After a tedious two and a half hours we drove home, taking a different route this time since we were giving a lift to Lou O'Shea, whose husband had dropped her off on his way to a meeting. The Presbyterian manse was a large redbrick home that matched the adjacent church. I half listened to the backseat conversation between Varena and Lou, enough to gather that Lou, like Meredith Osborn, had an eight-year-old girl and another, younger child. When we pulled into the driveway, Lou seemed reluctant to get out.

"I'm afraid it doesn't make Krista any fonder of Luke, him crying so much," Lou told us with a heavy sigh. "She's not too enthusiastic about her little brother right now."

"Krista is Anna's age, they play together a lot," Varena reminded me.

"It'll all straighten out," my mother said in her soothing way. "Sooner or later you'll find out why Luke cries all night, and he'll stop. And then Krista will forget all about it. She's a smart little girl, Lou."

"You're right," Lou said instantly, back on her mettle as a minister's wife. "Thanks for the lift. I'll see you-all tomorrow afternoon!"

When we were driving away, Varena said, "Lou'll be coming to the rehearsal dinner tomorrow night."

"Isn't it traditional to have the rehearsal dinner the night before the wedding?" I didn't want to sound critical, but I was faintly curious.

"Yes.
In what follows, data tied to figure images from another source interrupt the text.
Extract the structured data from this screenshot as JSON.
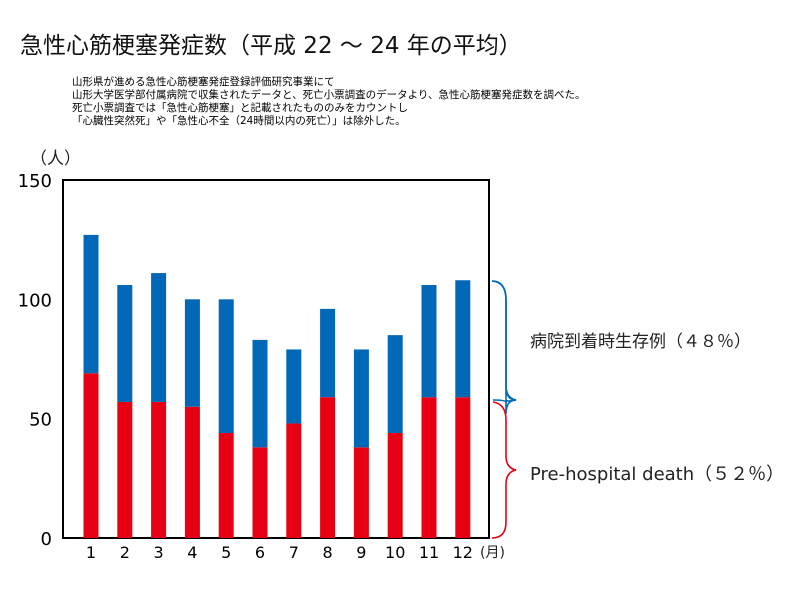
{
  "title": "急性心筋梗塞発症数（平成 22 〜 24 年の平均）",
  "notes": [
    "山形県が進める急性心筋梗塞発症登録評価研究事業にて",
    "山形大学医学部付属病院で収集されたデータと、死亡小票調査のデータより、急性心筋梗塞発症数を調べた。",
    "死亡小票調査では「急性心筋梗塞」と記載されたもののみをカウントし",
    "「心臓性突然死」や「急性心不全（24時間以内の死亡）」は除外した。"
  ],
  "chart_data": {
    "type": "bar",
    "stacked": true,
    "ylabel": "（人）",
    "xlabel": "(月)",
    "ylim": [
      0,
      150
    ],
    "yticks": [
      "0",
      "50",
      "100",
      "150"
    ],
    "categories": [
      "1",
      "2",
      "3",
      "4",
      "5",
      "6",
      "7",
      "8",
      "9",
      "10",
      "11",
      "12"
    ],
    "series": [
      {
        "name": "Pre-hospital death（５２％）",
        "color": "#e60012",
        "values": [
          69,
          57,
          57,
          55,
          44,
          38,
          48,
          59,
          38,
          44,
          59,
          59
        ]
      },
      {
        "name": "病院到着時生存例（４８％）",
        "color": "#0068b7",
        "values": [
          58,
          49,
          54,
          45,
          56,
          45,
          31,
          37,
          41,
          41,
          47,
          49
        ]
      }
    ],
    "grid": false,
    "legend": "right, brace annotations"
  }
}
Dill had originally scheduled it for that night," Mother said. I was being subtly reminded that the groom's family had the responsibility for the rehearsal dinner. "But Sarah May's was already booked for the two evenings before the wedding! So we just moved it to three nights, and the couple giving the supper for Dill and Varena rescheduled it to the night before the wedding, bless them."
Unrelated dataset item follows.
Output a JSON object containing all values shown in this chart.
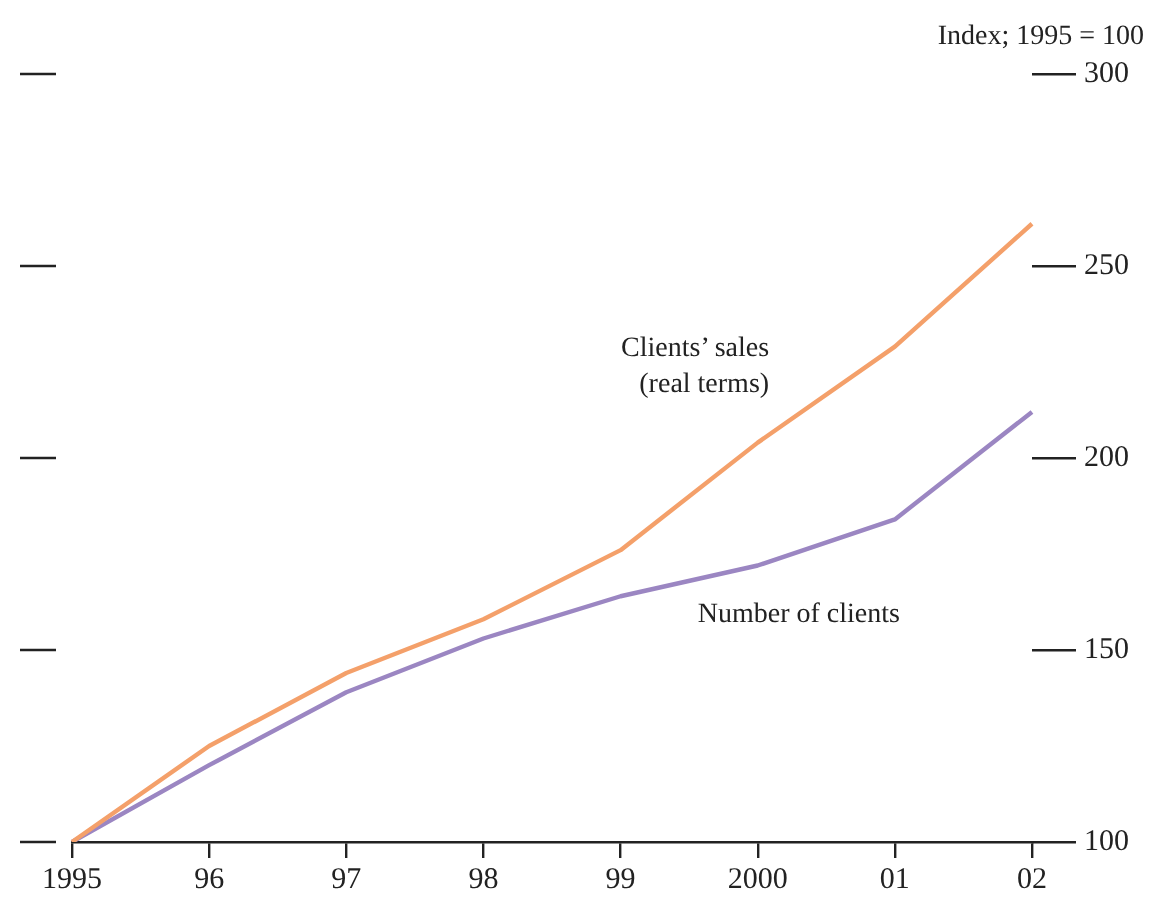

I nodded, hardly paying attention. I was absolutely confident I would be told what to do, when. I found myself wanting to be alone so badly I could taste it. When we got to Varena's, I unloaded the shower presents with great dispatch, and at my folks' house, I said a brief good-night to Mom before heading for my room.

My father hadn't yet gotten home from the bachelor party. I hoped he wasn't drinking and smoking cigars. His blood pressure would soar.

I sat in the little chair in my room and read for a long time, a biography I'd brought with me. Then I hooked my feet under the bed and did sit-ups, I dropped and did pushups, and I did eighty leg lifts. After that, it was time for a relaxing shower. I noticed that my father had come in at some point and turned out the remaining lights.

But even after the hot shower, I felt itchy. I couldn't walk in Bartley. People would talk about my family. The police weren't used to me. They might stop me—if I saw any. The Bartley police force was not large.

I pushed the temptation away and forced myself to climb in the bed. I worked three crossword puzzles in a book I found in the bedside table drawer. Somehow, trying to think of a five-letter word meaning an earth-covered Indian dwelling did the trick. Finally, I was able to draw a curtain on a very long day.

Unfortunately, the next was more of the same.

Before noon, I decided that everyone in my family should have had to go to work until an hour before the wedding.

My father had taken two weeks' vacation from the electric company. Since my mother was a housewife, she was always at work—but still in the house, constantly thinking of things that just had to be done. Varena had just taken three weeks' leave from her job at the hospital, and even Dill was often leaving the drugstore to his normally part-time assistant, a young mother who was also a pharmacist.